US 11,699,508 B2
Method and apparatus for selecting radiology reports for image labeling by modality and anatomical region of interest
Marina Bendersky, Cupertino, CA (US); Tanveer Fathima Syeda-Mahmood, Cupertino, CA (US); and Joy Tzung-yu Wu, San Jose, CA (US)
Assigned to MERATIVE US L.P., Ann Arbor, MI (US)
Filed by MERATIVE US L.P., Ann Arbor, MI (US)
Filed on Dec. 2, 2019, as Appl. No. 16/700,137.
Prior Publication US 2021/0166822 A1, Jun. 3, 2021
Int. Cl. G16H 15/00 (2018.01); G16H 50/70 (2018.01); G06N 20/00 (2019.01); G06N 5/04 (2023.01); G16H 70/00 (2018.01); G16H 30/40 (2018.01); G06F 18/2431 (2023.01); G06V 10/75 (2022.01)

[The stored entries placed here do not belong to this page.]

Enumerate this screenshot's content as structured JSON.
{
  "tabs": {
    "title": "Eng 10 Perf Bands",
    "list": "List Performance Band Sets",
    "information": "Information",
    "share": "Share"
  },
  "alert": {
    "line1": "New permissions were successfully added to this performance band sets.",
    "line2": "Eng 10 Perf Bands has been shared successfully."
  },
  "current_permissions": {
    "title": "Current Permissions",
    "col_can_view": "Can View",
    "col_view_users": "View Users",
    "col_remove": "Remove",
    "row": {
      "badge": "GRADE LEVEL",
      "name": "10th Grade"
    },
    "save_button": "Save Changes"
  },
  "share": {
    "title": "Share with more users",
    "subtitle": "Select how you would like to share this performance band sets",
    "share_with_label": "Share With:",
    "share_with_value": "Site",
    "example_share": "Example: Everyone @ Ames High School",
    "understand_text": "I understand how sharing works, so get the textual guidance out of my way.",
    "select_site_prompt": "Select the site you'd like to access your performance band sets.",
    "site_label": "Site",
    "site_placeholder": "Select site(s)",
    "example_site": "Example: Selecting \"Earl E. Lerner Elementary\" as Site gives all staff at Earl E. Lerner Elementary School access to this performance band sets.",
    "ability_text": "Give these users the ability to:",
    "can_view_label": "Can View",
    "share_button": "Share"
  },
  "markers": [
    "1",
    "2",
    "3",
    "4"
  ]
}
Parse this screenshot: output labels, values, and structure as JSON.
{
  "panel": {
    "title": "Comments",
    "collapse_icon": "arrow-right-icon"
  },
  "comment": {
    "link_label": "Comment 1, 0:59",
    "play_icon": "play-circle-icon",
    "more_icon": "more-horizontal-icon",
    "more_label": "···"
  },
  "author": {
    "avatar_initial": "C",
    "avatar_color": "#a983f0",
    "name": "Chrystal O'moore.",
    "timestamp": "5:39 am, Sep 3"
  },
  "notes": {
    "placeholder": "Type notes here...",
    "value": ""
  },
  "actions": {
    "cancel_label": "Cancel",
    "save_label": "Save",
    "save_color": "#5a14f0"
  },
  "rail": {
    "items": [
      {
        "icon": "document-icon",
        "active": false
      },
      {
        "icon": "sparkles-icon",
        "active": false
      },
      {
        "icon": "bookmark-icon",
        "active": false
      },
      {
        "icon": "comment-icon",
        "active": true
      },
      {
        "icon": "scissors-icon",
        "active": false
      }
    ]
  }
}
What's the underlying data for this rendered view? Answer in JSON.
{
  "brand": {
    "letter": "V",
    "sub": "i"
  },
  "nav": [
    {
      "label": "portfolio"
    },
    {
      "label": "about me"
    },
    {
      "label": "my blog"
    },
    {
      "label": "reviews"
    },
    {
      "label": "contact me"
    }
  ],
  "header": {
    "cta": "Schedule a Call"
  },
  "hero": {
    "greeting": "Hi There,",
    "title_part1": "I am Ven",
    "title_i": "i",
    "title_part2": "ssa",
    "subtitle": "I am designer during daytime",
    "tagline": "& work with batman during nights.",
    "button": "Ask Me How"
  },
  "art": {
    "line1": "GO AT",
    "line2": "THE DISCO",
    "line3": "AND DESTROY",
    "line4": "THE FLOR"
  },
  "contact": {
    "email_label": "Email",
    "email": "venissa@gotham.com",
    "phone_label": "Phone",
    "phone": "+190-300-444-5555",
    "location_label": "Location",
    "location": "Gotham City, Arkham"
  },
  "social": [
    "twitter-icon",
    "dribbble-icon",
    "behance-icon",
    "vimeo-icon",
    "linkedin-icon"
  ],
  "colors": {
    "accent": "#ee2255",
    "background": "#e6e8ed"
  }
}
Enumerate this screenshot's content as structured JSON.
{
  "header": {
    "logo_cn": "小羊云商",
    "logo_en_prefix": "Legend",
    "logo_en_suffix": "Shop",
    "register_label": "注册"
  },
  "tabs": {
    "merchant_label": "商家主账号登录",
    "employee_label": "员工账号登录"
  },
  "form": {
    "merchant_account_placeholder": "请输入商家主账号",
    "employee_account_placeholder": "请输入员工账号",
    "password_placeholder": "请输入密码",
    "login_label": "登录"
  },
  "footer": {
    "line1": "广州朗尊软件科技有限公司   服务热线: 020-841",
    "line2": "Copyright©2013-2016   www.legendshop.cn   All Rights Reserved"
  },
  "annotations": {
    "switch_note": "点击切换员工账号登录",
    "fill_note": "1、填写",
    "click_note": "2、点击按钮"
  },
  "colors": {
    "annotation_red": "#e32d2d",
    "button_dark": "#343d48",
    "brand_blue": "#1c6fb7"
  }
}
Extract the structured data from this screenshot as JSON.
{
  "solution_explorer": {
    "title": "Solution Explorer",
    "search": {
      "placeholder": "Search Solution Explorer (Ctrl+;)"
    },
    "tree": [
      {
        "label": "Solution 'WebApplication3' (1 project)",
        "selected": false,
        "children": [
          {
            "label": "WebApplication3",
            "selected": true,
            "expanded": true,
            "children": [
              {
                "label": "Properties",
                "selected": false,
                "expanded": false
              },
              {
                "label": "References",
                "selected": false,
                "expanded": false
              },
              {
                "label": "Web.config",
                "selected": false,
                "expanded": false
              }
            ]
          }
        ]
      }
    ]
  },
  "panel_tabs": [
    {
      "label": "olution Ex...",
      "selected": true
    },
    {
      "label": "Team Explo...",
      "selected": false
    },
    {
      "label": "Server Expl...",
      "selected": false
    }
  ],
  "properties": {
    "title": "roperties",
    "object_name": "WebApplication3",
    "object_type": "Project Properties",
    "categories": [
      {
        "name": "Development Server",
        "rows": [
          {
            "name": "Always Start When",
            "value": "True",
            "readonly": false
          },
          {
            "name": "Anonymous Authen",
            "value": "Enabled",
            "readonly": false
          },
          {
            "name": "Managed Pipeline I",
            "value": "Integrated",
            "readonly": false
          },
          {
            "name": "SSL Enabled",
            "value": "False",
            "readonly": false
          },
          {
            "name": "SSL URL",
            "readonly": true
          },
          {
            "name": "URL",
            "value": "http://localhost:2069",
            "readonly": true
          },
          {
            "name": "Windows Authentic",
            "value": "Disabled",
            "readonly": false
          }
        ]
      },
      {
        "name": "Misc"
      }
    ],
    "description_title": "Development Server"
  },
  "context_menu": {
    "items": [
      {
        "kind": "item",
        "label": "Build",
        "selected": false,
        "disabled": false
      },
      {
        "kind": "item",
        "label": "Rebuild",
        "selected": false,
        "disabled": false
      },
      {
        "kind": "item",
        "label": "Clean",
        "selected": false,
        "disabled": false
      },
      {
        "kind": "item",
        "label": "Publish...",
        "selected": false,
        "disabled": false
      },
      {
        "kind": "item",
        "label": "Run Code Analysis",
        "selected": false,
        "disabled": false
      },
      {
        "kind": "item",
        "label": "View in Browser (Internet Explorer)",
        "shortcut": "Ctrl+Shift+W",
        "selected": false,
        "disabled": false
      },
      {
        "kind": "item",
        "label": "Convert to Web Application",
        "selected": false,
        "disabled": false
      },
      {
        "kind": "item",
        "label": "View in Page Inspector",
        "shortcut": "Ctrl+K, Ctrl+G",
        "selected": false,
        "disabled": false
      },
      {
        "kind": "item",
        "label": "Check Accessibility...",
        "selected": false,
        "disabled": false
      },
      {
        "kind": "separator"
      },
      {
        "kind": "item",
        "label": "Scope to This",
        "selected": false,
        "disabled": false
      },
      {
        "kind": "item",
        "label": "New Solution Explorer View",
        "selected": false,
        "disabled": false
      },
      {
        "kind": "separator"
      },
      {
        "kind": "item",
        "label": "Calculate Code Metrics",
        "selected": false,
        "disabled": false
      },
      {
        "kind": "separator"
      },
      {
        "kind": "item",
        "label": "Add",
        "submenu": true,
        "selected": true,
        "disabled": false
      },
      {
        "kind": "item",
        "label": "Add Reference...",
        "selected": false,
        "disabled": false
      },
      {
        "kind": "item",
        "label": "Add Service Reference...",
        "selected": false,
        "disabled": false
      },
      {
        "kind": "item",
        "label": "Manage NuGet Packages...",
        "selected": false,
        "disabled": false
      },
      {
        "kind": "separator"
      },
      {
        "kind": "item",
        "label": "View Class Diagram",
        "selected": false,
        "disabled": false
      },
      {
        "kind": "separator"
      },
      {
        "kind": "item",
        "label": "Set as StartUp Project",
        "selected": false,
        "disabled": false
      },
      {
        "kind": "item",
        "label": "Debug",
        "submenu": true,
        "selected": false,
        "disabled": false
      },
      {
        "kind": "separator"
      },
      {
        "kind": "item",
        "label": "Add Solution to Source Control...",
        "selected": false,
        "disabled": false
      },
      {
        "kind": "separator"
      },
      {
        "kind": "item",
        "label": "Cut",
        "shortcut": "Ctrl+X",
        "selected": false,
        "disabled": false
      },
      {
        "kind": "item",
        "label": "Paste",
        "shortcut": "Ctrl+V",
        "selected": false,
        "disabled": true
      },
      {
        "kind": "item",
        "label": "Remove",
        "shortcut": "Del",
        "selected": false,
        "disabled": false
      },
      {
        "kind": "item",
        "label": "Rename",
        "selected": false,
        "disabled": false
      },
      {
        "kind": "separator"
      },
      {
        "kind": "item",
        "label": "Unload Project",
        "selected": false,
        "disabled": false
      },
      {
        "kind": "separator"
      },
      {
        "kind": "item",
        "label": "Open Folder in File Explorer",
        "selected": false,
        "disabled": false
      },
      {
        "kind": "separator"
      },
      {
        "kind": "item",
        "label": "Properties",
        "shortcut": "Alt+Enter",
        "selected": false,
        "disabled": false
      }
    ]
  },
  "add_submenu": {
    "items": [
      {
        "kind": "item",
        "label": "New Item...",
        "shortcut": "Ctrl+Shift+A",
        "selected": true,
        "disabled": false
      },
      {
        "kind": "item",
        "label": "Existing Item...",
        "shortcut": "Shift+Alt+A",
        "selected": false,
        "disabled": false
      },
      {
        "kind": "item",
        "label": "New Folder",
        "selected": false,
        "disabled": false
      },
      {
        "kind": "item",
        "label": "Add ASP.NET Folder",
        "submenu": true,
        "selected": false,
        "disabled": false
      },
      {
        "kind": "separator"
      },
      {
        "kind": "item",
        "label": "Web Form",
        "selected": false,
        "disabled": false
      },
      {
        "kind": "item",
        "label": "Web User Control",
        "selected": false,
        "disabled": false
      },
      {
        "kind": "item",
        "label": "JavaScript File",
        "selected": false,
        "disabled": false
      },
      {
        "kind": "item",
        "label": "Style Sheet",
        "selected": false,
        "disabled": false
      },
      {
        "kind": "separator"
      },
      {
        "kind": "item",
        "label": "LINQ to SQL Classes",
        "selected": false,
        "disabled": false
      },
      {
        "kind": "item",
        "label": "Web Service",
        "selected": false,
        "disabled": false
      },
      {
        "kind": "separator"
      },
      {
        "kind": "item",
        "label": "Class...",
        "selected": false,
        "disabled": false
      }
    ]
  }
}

CPC G16H 15/00 (2018.01) [G06F 18/2431 (2023.01); G06N 5/04 (2013.01); G06N 20/00 (2019.01); G06V 10/75 (2022.01); G16H 30/40 (2018.01); G16H 50/70 (2018.01); G16H 70/00 (2018.01)] 16 Claims
OG exemplary drawing
 
1. A method for developing a classification model, the method comprising:
selecting, from a corpus of reports, a subset of the reports from which to form a training set and a testing set;
assigning labels of a modality and an anatomical focus to the reports in both the training set and the testing set, wherein assigning labels of the modality and the anatomical focus to the reports including assigning a binary classification distinguishing chest x-ray reports from non-chest x-ray reports and, for each report labeled as a non-chest x-ray report, assigning a multiclass classification defining a modality associated with the report;
extracting a sparse representation matrix for each of the training set and the testing set based on features in the training set;
learning, with one or more electronic processors, a correlation between the features of the training set and the corresponding labels using a machine learning classifier, thereby building a classification model;
testing the classification model on the reports in the testing set for accuracy using the sparse representation matrix of the testing set; and
predicting, with the classification model, labels of an anatomical focus and a modality for remaining reports in the corpus not included in the subset.